As he is defending a fundamentally anti-intellectual position, I'm going to need a little more than that.

You keep on assuming your conclusion and name calling and acting like you’ve made an argument.

I’m sure the author has a high opinion of mathematics as an intellectual pursuit. He is a Math professor. That’s separate from his argument, that it has very limited practical use, even to most engineers and others you would assume would be highly selected for finding it useful.

If Mathematics was enormously useful for teaching argument and precise thought in a reliable way Economics would have eaten all the other social sciences already. Economists know far more Math than the others. Math is uncommonly useful but if it was that good at teaching people how to think, if the transfer of learning argument was true, it would not need to be argued. It b would be bloody obvious.

Please point to me exactly where I did any name calling.

There's this thing called the burden of proof, in philosophy. When you take a difficult position, you must displace this burden. The author has not done so, and it is not my responsibility to show how he is wrong: he has not shown how he is correct.

> Please point to me exactly where I did any name calling.

Anti-intellectual. You keep on saying that the author is anti-intellectual for denigrating the practical value of Math.

Allow me to clarify: I do not mean to say that the author is an anti-intellectual person. I have read nothing else that he has written, and I do not know him.

What I am saying (or at least what I intend to say) is that he is defending an anti-intellectualist idea/position, which is just a fact by definition.
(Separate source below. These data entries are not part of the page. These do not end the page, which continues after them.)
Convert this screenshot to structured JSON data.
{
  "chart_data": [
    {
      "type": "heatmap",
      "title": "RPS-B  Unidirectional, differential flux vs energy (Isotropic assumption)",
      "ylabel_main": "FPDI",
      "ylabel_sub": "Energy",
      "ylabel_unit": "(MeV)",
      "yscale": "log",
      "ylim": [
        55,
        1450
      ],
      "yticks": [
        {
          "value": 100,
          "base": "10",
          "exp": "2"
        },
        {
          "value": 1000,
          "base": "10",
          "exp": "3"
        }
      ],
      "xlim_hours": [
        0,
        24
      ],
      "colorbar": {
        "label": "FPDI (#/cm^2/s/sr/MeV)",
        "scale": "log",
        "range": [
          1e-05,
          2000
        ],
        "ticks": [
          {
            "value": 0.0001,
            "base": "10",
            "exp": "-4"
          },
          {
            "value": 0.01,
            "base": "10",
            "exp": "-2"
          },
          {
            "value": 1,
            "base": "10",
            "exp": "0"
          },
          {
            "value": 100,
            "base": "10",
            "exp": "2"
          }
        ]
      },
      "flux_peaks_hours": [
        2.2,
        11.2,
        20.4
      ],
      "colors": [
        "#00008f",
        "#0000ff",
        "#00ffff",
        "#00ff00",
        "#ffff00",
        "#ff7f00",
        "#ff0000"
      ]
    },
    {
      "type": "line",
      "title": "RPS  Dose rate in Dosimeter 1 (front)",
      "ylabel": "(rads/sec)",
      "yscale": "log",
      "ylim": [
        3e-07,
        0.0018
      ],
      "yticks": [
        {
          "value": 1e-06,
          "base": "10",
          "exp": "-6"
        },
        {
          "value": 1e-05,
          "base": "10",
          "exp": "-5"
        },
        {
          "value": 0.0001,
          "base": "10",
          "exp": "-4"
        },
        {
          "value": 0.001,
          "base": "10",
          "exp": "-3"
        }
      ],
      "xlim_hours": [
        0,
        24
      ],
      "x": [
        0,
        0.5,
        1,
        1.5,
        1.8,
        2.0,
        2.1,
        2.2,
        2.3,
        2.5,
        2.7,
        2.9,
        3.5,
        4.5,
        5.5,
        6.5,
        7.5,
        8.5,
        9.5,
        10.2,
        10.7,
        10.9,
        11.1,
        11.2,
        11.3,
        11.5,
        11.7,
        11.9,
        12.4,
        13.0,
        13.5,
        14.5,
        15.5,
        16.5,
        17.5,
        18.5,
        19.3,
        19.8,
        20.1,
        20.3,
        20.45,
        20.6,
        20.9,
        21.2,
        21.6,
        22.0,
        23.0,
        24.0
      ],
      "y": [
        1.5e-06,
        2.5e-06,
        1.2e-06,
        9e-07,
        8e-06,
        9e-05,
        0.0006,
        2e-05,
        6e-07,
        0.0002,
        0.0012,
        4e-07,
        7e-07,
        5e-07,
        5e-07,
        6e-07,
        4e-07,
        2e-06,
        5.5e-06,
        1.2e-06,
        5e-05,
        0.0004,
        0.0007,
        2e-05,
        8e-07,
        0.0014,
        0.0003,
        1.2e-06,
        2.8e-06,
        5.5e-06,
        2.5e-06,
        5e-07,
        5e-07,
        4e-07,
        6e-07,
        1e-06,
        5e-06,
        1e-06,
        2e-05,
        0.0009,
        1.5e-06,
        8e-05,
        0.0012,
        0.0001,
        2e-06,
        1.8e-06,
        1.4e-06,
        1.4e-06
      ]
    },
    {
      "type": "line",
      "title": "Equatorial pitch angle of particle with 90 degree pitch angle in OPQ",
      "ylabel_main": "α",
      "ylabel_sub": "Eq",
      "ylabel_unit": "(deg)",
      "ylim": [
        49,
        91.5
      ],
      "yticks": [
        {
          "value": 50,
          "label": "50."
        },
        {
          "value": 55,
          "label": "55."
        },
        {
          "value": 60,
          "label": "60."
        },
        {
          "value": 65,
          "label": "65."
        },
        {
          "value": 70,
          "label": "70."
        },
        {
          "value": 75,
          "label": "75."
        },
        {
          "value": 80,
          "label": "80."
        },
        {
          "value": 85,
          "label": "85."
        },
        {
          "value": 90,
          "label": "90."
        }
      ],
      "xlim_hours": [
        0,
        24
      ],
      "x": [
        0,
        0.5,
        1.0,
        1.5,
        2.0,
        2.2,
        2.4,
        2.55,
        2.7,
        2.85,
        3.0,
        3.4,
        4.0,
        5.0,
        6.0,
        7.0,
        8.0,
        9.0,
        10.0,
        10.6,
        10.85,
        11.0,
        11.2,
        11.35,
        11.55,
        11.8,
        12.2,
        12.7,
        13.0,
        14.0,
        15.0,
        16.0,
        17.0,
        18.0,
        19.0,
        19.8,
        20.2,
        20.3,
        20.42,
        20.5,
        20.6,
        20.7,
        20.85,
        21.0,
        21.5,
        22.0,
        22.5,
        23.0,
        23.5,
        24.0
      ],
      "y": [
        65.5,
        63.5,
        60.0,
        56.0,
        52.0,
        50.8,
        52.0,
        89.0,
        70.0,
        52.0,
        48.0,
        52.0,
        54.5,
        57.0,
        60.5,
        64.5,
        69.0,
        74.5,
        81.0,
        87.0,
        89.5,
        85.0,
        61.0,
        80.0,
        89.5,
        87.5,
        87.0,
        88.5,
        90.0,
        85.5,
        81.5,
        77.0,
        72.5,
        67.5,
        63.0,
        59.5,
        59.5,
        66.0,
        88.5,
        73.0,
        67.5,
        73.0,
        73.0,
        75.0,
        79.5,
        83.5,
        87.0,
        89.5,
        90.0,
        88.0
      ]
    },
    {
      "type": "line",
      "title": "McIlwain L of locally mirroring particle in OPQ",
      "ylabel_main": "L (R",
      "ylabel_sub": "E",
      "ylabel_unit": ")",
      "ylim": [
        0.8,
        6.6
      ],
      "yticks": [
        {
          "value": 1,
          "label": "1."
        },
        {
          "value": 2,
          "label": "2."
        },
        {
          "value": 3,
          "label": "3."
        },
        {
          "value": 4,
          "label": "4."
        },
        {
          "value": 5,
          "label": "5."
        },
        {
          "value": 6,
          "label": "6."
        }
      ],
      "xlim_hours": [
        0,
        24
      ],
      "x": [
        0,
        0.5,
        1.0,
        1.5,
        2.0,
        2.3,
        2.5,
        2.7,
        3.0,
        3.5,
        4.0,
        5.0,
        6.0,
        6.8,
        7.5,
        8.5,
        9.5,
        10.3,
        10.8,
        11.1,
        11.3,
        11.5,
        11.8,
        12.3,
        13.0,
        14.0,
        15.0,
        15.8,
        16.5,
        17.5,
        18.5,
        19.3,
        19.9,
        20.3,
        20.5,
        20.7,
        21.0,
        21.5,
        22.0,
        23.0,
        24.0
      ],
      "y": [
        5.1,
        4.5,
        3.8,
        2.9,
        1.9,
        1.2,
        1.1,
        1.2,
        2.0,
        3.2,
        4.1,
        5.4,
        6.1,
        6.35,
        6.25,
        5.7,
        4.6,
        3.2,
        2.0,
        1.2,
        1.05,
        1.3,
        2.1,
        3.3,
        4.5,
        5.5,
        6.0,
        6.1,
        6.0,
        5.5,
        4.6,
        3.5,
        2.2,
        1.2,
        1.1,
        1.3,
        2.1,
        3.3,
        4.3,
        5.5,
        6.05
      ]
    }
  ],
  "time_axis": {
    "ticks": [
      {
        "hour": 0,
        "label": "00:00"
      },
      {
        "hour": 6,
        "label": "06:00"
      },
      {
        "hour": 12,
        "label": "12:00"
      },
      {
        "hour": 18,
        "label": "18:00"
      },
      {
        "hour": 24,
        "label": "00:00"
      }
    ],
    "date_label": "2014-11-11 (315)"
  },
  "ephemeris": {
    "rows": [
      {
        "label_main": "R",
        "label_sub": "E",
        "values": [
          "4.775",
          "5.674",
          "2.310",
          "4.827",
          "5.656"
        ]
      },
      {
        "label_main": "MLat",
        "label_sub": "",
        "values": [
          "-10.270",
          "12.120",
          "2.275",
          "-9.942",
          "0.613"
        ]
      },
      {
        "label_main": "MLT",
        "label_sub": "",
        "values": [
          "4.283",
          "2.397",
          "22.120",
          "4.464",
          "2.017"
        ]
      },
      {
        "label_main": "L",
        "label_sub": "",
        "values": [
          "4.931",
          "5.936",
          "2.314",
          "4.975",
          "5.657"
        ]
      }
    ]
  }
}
> What I am saying (or at least what I intend to say) is that he is defending an anti-intellectualist idea/position, which is just a fact by definition.

Saying something is of limited practical value is not an anti-intellectual position. I do not think most people get any practical value out of the chemistry or physics they learn in school.

The transference of mathematical skill is only "unsettled" in the sense that it is unclear what would it would be transferred to. It is already an entire epistemological category. How much more transference is required?
“It is already an entire epistemological category.”

Very eloquent phrase, I’m going to steal this!